So here I am at FOCS in Philadelphia, the only place I've ever been that has plenty of good coffee shops, but they're all all closed on Sunday. My usual algorithm breaks down here—one block from every Starbucks is a Dunkin Donuts; all were packed this morning. I eventually found an Au Bon Pain (yes, one block from you know what). Grrr.
Anyway, as long as I'm here, I might as well pretend this is a computational geometry conference and blog about the talks. So here are four of the Sunday geometry talks:
- Mihai Pǎtraşcu presented his paper with Timothy Chan and Liam Roditty on geometric connectivity via subgraph connectivity. Subgraph connectivity means we want to maintain a graph under update operations that turn nodes on and off, while supporting queries of the form `Are s and t connected in the induced subgraph of on nodes?' In 2002 Timothy described reductions between geometric connectivity of axis-parallel boxes and subgraph connectivity. This paper extends Timothy's reduction to any family of geometric objects that supports linear-space sublinear-time range searching data structures (or a certain canonical type). In particular, for any class of semi-algebraic sets with constant description complexity, the linearization algorithm of Agarwal and Matousek gives an appropriate range searching structure, so the new results automatically give dynamic connectivity data structures with (barely!) sublinear update time. Careful but elementary balancing tricks improve the update time for abstract subgraph connectivity to roughly O(n^{2/3}); the best previous update time O(n^{0.94}) used fast matrix multiplication.
- Cora Boradaille presented a PTAS for Euclidean Steiner forest, which she developed with Phil Klein and Claire Mathieu. The new PTAS is an update of Arora's dynamic programming technique for Steiner tree. Arora builds a randomly shifted quadtree around the points. There is a near-optimal Steiner tree that crosses each cell boundary a bounded number of times. Moreover, if we place an evenly-spaced set of O(log n) points called portals on each cell boundary, there is a near-optimal solution that intersects cell boundaries only at portals. At this point, Arora's algorithm finds the best portal-respecting solution using dynamic programming. The table is indexed by a quadtree cell and a subset of portals on the boundary of that cell. This technique breaks down for the Steiner forest problem, in part because the dynamic programming tables explode. For Steiner tree we only need to check that each subsolution is connected, and that solutions glue together nicely at portals. For Steiner forest, however, we also need to keep track of which pairs of terminals are connected through each portal. Sotring all this information naively would require exponential space. The solution is to break each cell into a constant-sized grid, such that all terminals in the same grid cell connect to a common portal.
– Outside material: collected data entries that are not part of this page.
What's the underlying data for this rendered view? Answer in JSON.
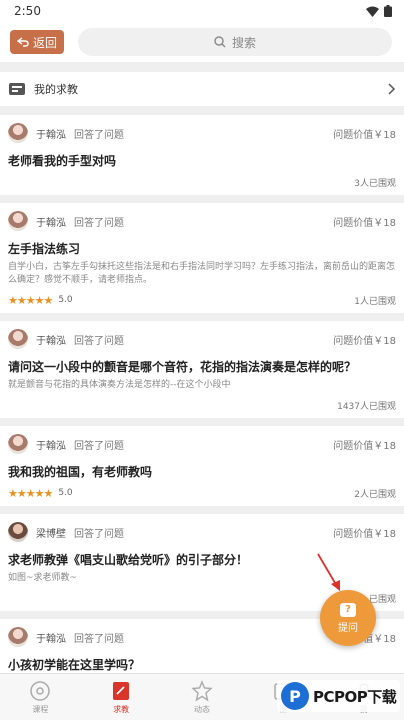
{
  "status_bar": {
    "time": "2:50"
  },
  "header": {
    "back_label": "返回",
    "search_placeholder": "搜索"
  },
  "my_help": {
    "label": "我的求教"
  },
  "questions": [
    {
      "author": "于翰泓",
      "action": "回答了问题",
      "value": "问题价值￥18",
      "title": "老师看我的手型对吗",
      "description": "",
      "stars": "",
      "score": "",
      "views": "3人已围观"
    },
    {
      "author": "于翰泓",
      "action": "回答了问题",
      "value": "问题价值￥18",
      "title": "左手指法练习",
      "description": "自学小白，古筝左手勾抹托这些指法是和右手指法同时学习吗？左手练习指法，离前岳山的距离怎么确定？感觉不顺手，请老师指点。",
      "stars": "★★★★★",
      "score": "5.0",
      "views": "1人已围观"
    },
    {
      "author": "于翰泓",
      "action": "回答了问题",
      "value": "问题价值￥18",
      "title": "请问这一小段中的颤音是哪个音符，花指的指法演奏是怎样的呢？",
      "description": "就是颤音与花指的具体演奏方法是怎样的--在这个小段中",
      "stars": "",
      "score": "",
      "views": "1437人已围观"
    },
    {
      "author": "于翰泓",
      "action": "回答了问题",
      "value": "问题价值￥18",
      "title": "我和我的祖国，有老师教吗",
      "description": "",
      "stars": "★★★★★",
      "score": "5.0",
      "views": "2人已围观"
    },
    {
      "author": "梁博壁",
      "action": "回答了问题",
      "value": "问题价值￥18",
      "title": "求老师教弹《唱支山歌给党听》的引子部分！",
      "description": "如图~求老师教~",
      "stars": "",
      "score": "",
      "views": "已围观"
    },
    {
      "author": "于翰泓",
      "action": "回答了问题",
      "value": "问题价值￥18",
      "title": "小孩初学能在这里学吗？",
      "description": "",
      "stars": "",
      "score": "",
      "views": ""
    }
  ],
  "fab": {
    "icon": "?",
    "label": "提问"
  },
  "nav": {
    "courses": "课程",
    "help": "求教",
    "feed": "动态",
    "tab4": "课",
    "tab5": "我"
  },
  "watermark": {
    "letter": "P",
    "text": "PCPOP下载"
  },
  "colors": {
    "accent": "#c66f49",
    "active": "#d9352b",
    "fab": "#ef9a3a",
    "star": "#e8911f"
  }
}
- The first geometry talk in the afternoon was by Esther Ezra, who presented her new proof that the union of n infinite 3D cylinders has near-quadratic combinatorial complexity. Her paper uses the same basic tools as Pankaj and Micha's "Pipes, Cigars, and Kreplach" paper—project the cylinders into the plane, build a cutting for the boundary lines of the projections, split the cylinders into canonical strips, classify the strips within each cutting cell as ‘wide’ or ‘narrow’, argue that most of the wide strips look like functions (and apply envelope sandwich arguments, and so on. The new analysis is considerably simpler than Pankaj and Micha's proof, and unlike the earlier proof, it applies to cylinders of arbitrarily different radii.
-
Anup Rao described his work on "spherical cubes" with Guy Kindler, Ryan O'Donnell, and Avi Widgerson. Here the problem is to find a shape that tiles d-dimensional space via some discrete lattice of transformations, such that the surface area of the tile is as small as possible. For the standard integer lattice, standard isoperimetric inequalities imply that any such shape has surface area Ω(√d). Anup described a randomized construction with surface area O(√d), improving the previous O(d) upper bound and matching the isoperimetric lower bound up to roughly a factor of 3. A key subproblem (pointed out by Deligne after the paper was submitted) is to find a convex body X in the unit hypercube [0,1]^d that maximizes the ratio volume/surface area. Once we have a body X with ratio O(√d), it can be transformed into a fundamental domain (or as they call it, a ‘spine’) for the unit d-dimensional torus with surface area O(√d), essentially by plopping down enough random copies of X to cover the unit hypercube.